In an era of grim news headlines and harsh political discourse, it’s often hard to believe that civility and kindness are palpable for American society. Dacher Keltner would argue otherwise. This year’s Calvaruso Keynote speaker emphasized the importance of collective thought towards these topics.
Keltner is a professor of psychology at the University of California, Berkeley. He has led many studies regarding emotion, which has included work on the Pixar film, “Inside Out.”
Keltner began his speech by explaining how fitting it was that he was speaking at a liberal arts institution like Albion College. Keltner had always wanted to teach at a smaller, liberal arts college, but instead taught bigger schools like the University of Wisconsin and UC Berkeley.
He provided notions that challenged how we deal with both conflict and interpersonal relationships, and the extensive studies done to support them.
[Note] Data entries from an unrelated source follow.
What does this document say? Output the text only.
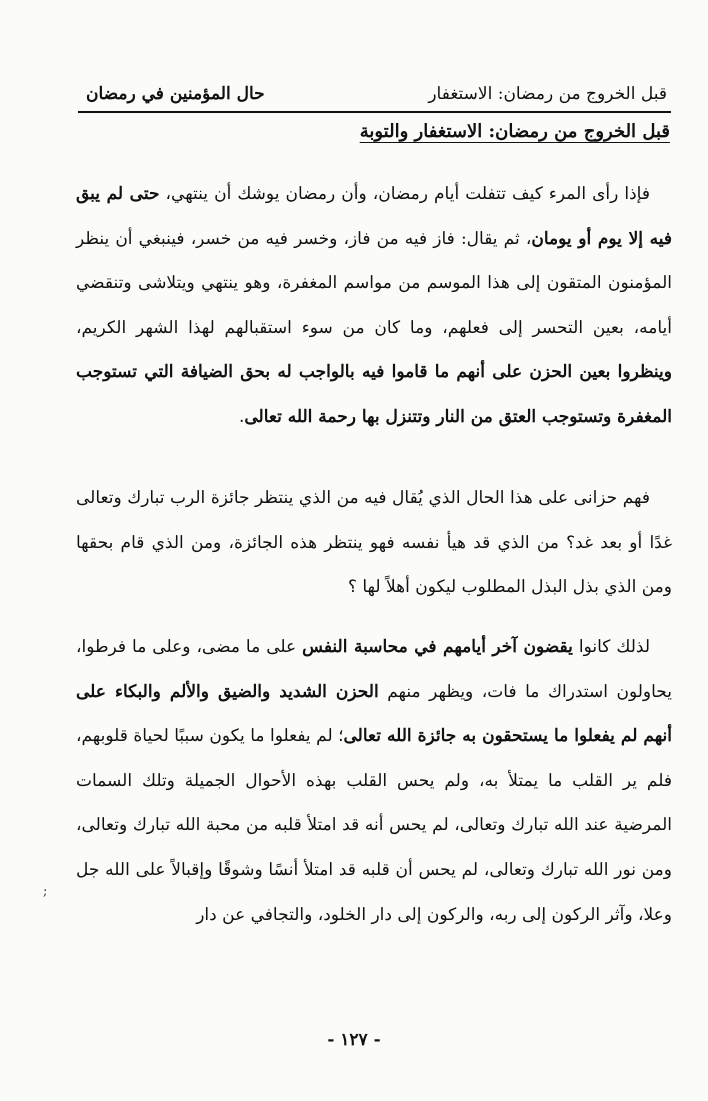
قبل الخروج من رمضان: الاستغفار
حال المؤمنين في رمضان
قبل الخروج من رمضان: الاستغفار والتوبة

فإذا رأى المرء كيف تتفلت أيام رمضان، وأن رمضان يوشك أن ينتهي، حتى لم يبق فيه إلا يوم أو يومان، ثم يقال: فاز فيه من فاز، وخسر فيه من خسر، فينبغي أن ينظر المؤمنون المتقون إلى هذا الموسم من مواسم المغفرة، وهو ينتهي ويتلاشى وتنقضي أيامه، بعين التحسر إلى فعلهم، وما كان من سوء استقبالهم لهذا الشهر الكريم، وينظروا بعين الحزن على أنهم ما قاموا فيه بالواجب له بحق الضيافة التي تستوجب المغفرة وتستوجب العتق من النار وتتنزل بها رحمة الله تعالى.

فهم حزانى على هذا الحال الذي يُقال فيه من الذي ينتظر جائزة الرب تبارك وتعالى غدًا أو بعد غد؟ من الذي قد هيأ نفسه فهو ينتظر هذه الجائزة، ومن الذي قام بحقها ومن الذي بذل البذل المطلوب ليكون أهلاً لها ؟

لذلك كانوا يقضون آخر أيامهم في محاسبة النفس على ما مضى، وعلى ما فرطوا، يحاولون استدراك ما فات، ويظهر منهم الحزن الشديد والضيق والألم والبكاء على أنهم لم يفعلوا ما يستحقون به جائزة الله تعالى؛ لم يفعلوا ما يكون سببًا لحياة قلوبهم، فلم ير القلب ما يمتلأ به، ولم يحس القلب بهذه الأحوال الجميلة وتلك السمات المرضية عند الله تبارك وتعالى، لم يحس أنه قد امتلأ قلبه من محبة الله تبارك وتعالى، ومن نور الله تبارك وتعالى، لم يحس أن قلبه قد امتلأ أنسًا وشوقًا وإقبالاً على الله جل وعلا، وآثر الركون إلى ربه، والركون إلى دار الخلود، والتجافي عن دار

;
- ١٢٧ -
Given today’s rocky social climate, Keltner’s words were all the more inspiring.
One of his studies, as he pointed out, researched how human babies are some of the most vulnerable beings on earth. Thus, they rely on acts of compassion to further develop physically and mentally.
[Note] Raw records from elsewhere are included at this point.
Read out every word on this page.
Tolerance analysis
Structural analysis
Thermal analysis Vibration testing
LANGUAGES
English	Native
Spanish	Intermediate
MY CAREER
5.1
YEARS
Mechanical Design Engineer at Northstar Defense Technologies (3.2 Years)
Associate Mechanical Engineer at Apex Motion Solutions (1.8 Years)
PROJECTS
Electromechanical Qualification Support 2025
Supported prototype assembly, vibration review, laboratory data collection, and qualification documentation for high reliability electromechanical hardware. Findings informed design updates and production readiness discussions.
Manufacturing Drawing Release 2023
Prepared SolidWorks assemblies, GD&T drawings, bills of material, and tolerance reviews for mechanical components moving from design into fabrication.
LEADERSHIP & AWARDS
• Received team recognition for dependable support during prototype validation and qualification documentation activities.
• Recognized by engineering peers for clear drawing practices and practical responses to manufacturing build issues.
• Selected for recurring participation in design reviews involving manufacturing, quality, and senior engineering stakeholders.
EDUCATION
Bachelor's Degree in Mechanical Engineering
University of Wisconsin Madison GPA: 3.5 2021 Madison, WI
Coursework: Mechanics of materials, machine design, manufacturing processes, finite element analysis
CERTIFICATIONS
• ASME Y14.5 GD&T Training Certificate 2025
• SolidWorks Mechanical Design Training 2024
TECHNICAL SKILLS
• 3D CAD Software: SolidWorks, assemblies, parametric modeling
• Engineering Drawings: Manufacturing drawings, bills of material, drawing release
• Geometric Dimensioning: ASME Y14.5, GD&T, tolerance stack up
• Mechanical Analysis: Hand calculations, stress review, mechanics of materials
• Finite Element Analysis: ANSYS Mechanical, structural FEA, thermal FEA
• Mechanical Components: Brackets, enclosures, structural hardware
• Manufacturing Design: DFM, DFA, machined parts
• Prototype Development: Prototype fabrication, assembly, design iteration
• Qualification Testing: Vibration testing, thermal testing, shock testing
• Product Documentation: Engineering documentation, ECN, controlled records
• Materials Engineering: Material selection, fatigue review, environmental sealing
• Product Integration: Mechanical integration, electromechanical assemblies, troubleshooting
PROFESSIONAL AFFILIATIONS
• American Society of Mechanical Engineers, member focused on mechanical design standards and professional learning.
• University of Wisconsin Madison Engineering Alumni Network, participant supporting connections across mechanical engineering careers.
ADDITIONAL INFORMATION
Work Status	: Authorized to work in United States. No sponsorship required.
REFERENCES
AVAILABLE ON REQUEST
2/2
A big part of our wiring for compassion, according to Keltner, is the vagus nerve, a spinal cord that wanders through the human nervous system and causes us to do actions like nodding, gazing and speaking. Components like these make our responses and needs for compassion all the more apparent.
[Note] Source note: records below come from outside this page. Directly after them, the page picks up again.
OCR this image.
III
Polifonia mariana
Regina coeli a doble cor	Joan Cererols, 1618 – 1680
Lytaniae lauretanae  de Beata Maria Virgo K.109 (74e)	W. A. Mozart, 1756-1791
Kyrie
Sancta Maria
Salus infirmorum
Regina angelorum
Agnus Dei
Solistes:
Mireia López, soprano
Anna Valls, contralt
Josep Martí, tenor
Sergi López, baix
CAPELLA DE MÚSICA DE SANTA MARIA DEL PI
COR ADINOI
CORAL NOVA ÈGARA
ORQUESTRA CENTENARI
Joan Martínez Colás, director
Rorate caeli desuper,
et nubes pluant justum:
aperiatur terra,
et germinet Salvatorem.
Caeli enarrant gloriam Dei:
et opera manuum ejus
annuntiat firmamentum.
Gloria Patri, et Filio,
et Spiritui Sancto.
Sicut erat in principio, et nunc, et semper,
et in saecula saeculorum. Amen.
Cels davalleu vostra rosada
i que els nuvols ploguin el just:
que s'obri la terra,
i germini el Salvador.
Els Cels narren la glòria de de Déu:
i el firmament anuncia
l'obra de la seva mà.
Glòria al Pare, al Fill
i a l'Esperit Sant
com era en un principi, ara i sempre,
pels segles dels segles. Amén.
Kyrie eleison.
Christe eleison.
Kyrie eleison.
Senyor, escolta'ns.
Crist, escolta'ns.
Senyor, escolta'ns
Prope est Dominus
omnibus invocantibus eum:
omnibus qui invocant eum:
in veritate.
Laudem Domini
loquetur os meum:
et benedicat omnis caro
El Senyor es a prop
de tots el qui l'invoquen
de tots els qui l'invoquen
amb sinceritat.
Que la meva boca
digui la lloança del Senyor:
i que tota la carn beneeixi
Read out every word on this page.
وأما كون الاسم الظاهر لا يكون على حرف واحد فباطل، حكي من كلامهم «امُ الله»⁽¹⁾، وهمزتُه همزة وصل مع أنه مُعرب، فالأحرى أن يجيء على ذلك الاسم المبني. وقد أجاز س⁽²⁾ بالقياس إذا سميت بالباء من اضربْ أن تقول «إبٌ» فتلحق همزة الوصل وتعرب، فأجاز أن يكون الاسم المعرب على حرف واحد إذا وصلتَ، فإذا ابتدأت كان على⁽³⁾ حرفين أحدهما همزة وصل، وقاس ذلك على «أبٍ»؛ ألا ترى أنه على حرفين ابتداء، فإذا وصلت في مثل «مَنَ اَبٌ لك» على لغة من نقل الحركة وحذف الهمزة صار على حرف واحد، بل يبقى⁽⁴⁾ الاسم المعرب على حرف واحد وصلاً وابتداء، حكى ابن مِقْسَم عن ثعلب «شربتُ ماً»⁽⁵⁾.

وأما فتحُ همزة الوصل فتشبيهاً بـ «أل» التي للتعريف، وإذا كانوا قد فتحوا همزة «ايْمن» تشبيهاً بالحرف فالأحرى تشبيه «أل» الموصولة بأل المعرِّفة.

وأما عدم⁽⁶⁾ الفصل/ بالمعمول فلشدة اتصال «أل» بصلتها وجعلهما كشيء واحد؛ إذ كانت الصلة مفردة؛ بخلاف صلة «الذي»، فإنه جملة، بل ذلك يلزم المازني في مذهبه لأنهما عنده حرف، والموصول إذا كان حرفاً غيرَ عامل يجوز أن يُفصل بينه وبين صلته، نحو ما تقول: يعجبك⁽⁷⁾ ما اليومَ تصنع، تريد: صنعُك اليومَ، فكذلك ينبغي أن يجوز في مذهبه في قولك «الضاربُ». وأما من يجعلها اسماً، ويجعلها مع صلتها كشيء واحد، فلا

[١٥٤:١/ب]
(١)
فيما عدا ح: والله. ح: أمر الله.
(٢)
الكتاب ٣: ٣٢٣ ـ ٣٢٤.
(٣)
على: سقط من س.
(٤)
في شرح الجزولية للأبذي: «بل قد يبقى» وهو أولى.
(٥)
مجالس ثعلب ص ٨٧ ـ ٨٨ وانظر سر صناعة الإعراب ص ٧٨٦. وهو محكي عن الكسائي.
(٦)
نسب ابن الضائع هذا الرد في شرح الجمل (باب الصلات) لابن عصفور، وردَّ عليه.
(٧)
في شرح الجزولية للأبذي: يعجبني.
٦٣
Keltner’s overarching message, though, was to continually emphasize kindness in today’s society. He believes that individuals who are kind and civil tend to rise in the social spectrum and that his research has helped prove that. We can rise by doing two simple things: listening and asking questions.
“One of the great virtues in life is to be a good listener and ask great questions,” said Keltner. He then guided the audience through a series of exercises that involved asking personal questions to one another, with the goal of eventually gaining a deeper understanding amongst the individuals involved.
As a whole, Keltner’s discussion was an intriguing insight into the human psyche. The Albion College community certainly learned a lot about kindness in that 45-minute period at Goodrich Chapel, and we can only hope to see those messages manifest.